1. Einfluss der sinkenden Artenvielfalt auf den Menschen

Der Mensch pflegt ein enges Verhältnis zum Rest der Lebewesen, da die Artenvielfalt, wie wir bereits erwähnt haben, in vielerlei Hinsicht zur Entwicklung des Menschen beiträgt. Wenn der Mensch also die Artenvielfalt zerstört, vernichtet er damit seine eigenen Bezugsquellen für seine lebensnotwendigen Ressourcen. Das Überleben des Menschen hängt daher vom Überleben der Artenvielfalt ab. Die Bedeutung dieser Feststellung macht sich heute schon bemerkbar.

Die Vereinten Nationen haben 2000 eine Evaluation der Ökosysteme für das Millennium (Millennium Ecosystem Assessment) durchgeführt, die den Zustand der Artenvielfalt und die Folgen der nachlassenden Artenvielfalt auf den Menschen untersucht hat. Aus diesem Bericht ging hervor, dass der Rückgang der Artenvielfalt zur Ernährungs- und Energieunsicherheit beiträgt, das Risiko bei Naturkatastrophen wie zum Beispiel Überschwemmungen und Zyklone erhöht, der Gesundheit schadet, die Verfügbarkeit und die Qualität des Wassers verringert und das kulturelle Erbe schwächt.

Selbst wenn die Schädigung der Ökosysteme teilweise durch den Anbau und die Technologie aufgewogen werden kann, hängen im Grunde alle Bevölkerungen und alle Unternehmen von den Dienstleistungen der Artenvielfalt ab.

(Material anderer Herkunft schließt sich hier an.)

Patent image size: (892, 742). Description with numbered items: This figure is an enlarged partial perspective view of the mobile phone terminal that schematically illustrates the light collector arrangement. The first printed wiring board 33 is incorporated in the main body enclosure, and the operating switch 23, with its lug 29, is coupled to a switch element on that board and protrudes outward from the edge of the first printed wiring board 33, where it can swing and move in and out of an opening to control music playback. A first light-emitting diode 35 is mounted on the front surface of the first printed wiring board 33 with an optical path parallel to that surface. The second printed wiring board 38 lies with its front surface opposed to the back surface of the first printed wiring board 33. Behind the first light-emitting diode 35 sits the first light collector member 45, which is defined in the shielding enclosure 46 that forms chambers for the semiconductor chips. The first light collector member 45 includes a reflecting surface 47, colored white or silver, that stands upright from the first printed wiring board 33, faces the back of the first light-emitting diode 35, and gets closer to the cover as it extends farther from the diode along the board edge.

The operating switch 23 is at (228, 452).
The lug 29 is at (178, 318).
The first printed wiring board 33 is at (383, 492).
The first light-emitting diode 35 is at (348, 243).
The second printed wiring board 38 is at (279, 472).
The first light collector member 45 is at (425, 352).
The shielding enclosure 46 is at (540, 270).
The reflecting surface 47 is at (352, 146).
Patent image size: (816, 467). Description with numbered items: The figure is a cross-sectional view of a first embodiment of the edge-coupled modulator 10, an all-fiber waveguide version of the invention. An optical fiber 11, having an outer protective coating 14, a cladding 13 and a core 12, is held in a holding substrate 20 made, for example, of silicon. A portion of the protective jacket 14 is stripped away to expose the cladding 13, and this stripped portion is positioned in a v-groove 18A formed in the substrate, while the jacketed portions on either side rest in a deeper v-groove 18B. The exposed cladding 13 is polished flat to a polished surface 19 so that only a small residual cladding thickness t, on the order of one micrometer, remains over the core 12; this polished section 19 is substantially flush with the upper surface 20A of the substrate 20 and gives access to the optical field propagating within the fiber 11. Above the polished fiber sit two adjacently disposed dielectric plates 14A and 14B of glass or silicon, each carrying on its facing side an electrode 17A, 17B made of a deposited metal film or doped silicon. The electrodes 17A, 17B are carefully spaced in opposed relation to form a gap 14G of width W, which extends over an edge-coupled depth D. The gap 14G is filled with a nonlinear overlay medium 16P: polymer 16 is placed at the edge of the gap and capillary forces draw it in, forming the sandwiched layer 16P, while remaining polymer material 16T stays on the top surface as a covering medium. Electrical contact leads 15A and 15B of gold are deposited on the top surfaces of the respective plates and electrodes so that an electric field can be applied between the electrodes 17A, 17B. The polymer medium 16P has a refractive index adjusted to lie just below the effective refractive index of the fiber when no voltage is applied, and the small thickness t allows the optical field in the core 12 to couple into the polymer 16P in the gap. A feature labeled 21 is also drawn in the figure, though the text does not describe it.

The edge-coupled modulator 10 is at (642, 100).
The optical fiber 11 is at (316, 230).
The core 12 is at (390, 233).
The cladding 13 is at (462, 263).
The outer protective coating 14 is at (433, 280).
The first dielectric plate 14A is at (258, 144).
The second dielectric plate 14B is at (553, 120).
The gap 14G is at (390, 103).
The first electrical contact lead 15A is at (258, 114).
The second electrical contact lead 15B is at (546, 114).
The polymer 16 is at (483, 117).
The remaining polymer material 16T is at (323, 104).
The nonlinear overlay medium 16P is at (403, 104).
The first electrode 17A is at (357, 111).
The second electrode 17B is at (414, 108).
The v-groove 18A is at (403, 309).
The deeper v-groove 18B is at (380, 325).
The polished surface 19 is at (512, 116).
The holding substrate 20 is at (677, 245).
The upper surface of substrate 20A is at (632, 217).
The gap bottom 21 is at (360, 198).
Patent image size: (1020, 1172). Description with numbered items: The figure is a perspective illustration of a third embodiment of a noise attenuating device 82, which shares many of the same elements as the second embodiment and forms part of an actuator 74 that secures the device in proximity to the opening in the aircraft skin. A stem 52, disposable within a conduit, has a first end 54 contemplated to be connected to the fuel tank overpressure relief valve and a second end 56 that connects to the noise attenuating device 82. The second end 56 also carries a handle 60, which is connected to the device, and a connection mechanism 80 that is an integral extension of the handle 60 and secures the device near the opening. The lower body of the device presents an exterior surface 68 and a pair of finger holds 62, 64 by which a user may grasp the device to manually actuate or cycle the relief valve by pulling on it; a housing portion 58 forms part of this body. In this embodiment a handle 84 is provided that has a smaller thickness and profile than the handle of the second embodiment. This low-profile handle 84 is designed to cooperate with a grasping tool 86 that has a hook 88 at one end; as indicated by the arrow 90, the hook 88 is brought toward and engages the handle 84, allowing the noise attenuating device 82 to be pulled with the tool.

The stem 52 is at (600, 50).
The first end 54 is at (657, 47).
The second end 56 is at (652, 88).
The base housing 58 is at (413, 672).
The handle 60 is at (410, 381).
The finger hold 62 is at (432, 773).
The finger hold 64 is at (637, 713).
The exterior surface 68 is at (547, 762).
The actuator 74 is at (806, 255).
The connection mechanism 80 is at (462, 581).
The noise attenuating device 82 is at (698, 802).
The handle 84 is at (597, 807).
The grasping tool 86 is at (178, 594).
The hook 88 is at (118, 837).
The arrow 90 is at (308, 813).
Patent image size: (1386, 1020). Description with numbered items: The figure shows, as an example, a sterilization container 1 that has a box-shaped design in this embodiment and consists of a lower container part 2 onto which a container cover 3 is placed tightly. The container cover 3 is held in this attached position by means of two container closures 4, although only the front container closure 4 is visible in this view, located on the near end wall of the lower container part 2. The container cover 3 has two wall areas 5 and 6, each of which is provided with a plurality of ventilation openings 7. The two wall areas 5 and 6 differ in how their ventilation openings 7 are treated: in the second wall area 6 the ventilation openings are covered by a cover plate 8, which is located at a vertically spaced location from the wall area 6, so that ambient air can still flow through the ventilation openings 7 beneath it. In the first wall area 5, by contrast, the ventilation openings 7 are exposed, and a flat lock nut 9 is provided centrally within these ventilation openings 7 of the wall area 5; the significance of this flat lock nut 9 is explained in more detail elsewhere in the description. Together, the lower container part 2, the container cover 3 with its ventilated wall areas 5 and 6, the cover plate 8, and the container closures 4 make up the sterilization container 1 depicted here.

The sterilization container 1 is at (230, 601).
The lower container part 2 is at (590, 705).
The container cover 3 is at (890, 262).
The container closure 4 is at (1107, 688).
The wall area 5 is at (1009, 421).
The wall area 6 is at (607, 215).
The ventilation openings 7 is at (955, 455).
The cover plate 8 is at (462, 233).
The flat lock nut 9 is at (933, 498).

Die Fähigkeit der Ökosysteme, diese Dienstleistungen auch in Zukunft in einem zufriedenstellenden Rhythmus anbieten zu können, steht heute auf der Kippe. Die Evaluation der Ökosysteme für das Millennium hat aufgezeigt, dass die Veränderung der Ökosysteme heute schneller und intensiver ist, als zu jedem anderen Zeitpunkt in der menschlichen Geschichte.

Die Evaluation für das Millennium hat außerdem ergeben, dass sich 60% der Dienste die die Ökosysteme für uns leisten (d.h. 15 der 24 untersuchten Dienstleistungen) in den vergangenen 50 Jahren verschlechtert haben.

So sind zum Beispiel zwanzig Prozent der Korallenriffe der Erde und beinahe ein Viertel der Mangroven seit etwa 1980 verschwunden, was zeitgleich zu einem entsprechenden Rückgang ihrer Fähigkeit geführt hat, die Sturmfluten entlang der Küstengebiete abzuschwächen.

Der Mensch ist ein integraler Bestandteil der Artenvielfalt. Er ist eine Art unter vielen anderen, genauso wie der Buckelwal oder der Klatschmohn. Nichts garantiert uns, dass der Mensch nicht auch vom Aussterben bedroht sein kann. Indem er die Artenvielfalt bedroht, bringt der Mensch sich selbst in Gefahr. Wenn die Menschheit sich also schützen möchte, muss sie auf die anderen Arten Acht geben und sie auch schützen.

In den vergangenen Jahren hat der Rückgang der Bienen (der wahrscheinlich durch den erhöhten Einsatz von Pestiziden in der Landwirtschaft verursacht wurde) die Fachleute in Alarmbereitschaft versetzt, die sich fragen, wie die Pflanzenbestäubung (und der Obst- und Gemüseanbau) wohl ohne diese kostbaren Helferinnen funktionieren soll. An dieser Stelle sollte uns dann Einsteins Aussagen zu denken geben, der sagte: „Wenn die Biene stirbt, hat der Mensch noch vier Jahre zu leben!“.

2. Einfluss der sinkenden Artenvielfalt auf die Staaten

Der Druck der Menschheit auf den Planeten hat sich in den vergangenen 45 Jahren aufgrund des demographischen Wachstums und des Anstiegs des Einzelverbrauchs mehr als verdoppelt. Im Jahr 1961 konnten fast alle Länder der Erde ihrer eigenen Ressourcennachfrage entsprechen. Im Jahr 2005 hat sich die Situation radikal verändert. Heute können viele Staaten der internen Nachfrage nur noch nachkommen, wenn sie externe Ressourcen einführen.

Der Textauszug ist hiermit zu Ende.